In het begin van de beklimming komt een groep wielrenners naar beneden suizen. “Strong, strong” hoor ik er een naar me roepen. Het valt allemaal nog wel mee, even later daalt de weg zelfs wat.
Dan zie ik ineens het kasteel in volle glorie vóór me. Het ligt volgens de kaart slechts op 259m hoogte, toch ziet diezelfde hoogte ervan hier indrukwekkend uit.
Het wordt een mooie klim. Een paar flinke haarspeldbochten brengen me al snel een eind op weg.
“Chapeau” roept een wielrenner die naar beneden komt. Ja, ze kennen hun talen, de Spanjaarden.
Eenmaal boven bekijk ik het dorpje. Pittoreske straatjes, veel bloemen en planten en inderdaad een paar langharige ouderen. Simon Vinkenoog-achtige figuren.
Heel leuk dat ik dit allemaal gezien heb. Zeer de moeite waard.

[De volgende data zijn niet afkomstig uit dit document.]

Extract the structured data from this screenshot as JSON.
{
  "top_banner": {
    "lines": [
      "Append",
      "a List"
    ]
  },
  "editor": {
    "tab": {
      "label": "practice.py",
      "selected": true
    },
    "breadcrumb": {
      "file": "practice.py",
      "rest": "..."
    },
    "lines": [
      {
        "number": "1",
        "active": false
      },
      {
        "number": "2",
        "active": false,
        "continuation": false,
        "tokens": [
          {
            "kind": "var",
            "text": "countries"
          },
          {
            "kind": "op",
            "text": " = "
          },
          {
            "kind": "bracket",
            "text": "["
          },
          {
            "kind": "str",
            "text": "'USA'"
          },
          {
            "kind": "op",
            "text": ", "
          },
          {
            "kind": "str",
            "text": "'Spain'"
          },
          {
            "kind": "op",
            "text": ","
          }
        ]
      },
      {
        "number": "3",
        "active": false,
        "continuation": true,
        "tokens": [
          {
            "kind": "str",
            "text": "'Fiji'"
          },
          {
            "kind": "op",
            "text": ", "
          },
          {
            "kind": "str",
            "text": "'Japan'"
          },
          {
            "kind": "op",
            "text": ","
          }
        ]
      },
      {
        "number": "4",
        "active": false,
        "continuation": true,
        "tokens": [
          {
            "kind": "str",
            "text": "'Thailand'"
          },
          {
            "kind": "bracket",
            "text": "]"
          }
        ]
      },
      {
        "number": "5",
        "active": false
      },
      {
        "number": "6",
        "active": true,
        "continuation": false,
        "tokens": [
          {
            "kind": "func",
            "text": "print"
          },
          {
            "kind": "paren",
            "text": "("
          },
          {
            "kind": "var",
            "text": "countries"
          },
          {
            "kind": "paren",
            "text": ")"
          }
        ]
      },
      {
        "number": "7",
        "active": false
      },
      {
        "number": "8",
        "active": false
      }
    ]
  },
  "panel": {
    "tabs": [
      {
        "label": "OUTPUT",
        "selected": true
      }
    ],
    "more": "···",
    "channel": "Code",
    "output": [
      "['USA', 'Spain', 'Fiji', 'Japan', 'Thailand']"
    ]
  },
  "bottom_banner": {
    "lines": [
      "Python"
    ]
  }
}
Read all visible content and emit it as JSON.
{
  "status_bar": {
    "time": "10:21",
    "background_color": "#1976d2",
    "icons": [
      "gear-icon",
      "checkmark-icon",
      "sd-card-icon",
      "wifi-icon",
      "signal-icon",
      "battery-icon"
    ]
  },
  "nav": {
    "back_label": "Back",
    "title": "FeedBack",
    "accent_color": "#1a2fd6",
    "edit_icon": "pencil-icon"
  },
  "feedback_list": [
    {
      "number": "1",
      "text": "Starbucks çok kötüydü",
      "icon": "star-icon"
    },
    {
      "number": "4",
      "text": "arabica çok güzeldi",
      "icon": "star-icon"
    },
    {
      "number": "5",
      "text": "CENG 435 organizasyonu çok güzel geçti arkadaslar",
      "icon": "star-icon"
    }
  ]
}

Ik daal dezelfde weg weer af en vervolg mijn route richting Los Barrios.
Ik zie een afslag naar deze plaats en kom op een prachtig fietsweggetje uit. Wel even klimmen, dat hoort er hier bij.
Dan kom ik bij een kruising en ik weet ook niet meer hoe ik verder moet. Ik neem maar een bakje yoghurt en even later zie ik een auto aankomen. Ik laat hem stoppen en vraag hoe ik in Los Barrios kom. “Ja, dat hangt ervan af waar in Los Barrios”, zegt de man. “Los Barrios is zo groot”. Duidelijk iemand die wel heel trots is op zijn geboortegrond. Ik weet het niet, de kaart is ook al tamelijk onduidelijk. Ik zoek een hotel in Los Barrios, zeg ik hem. Oh, zegt de vrouw naast hem dan moet je hier linksaf.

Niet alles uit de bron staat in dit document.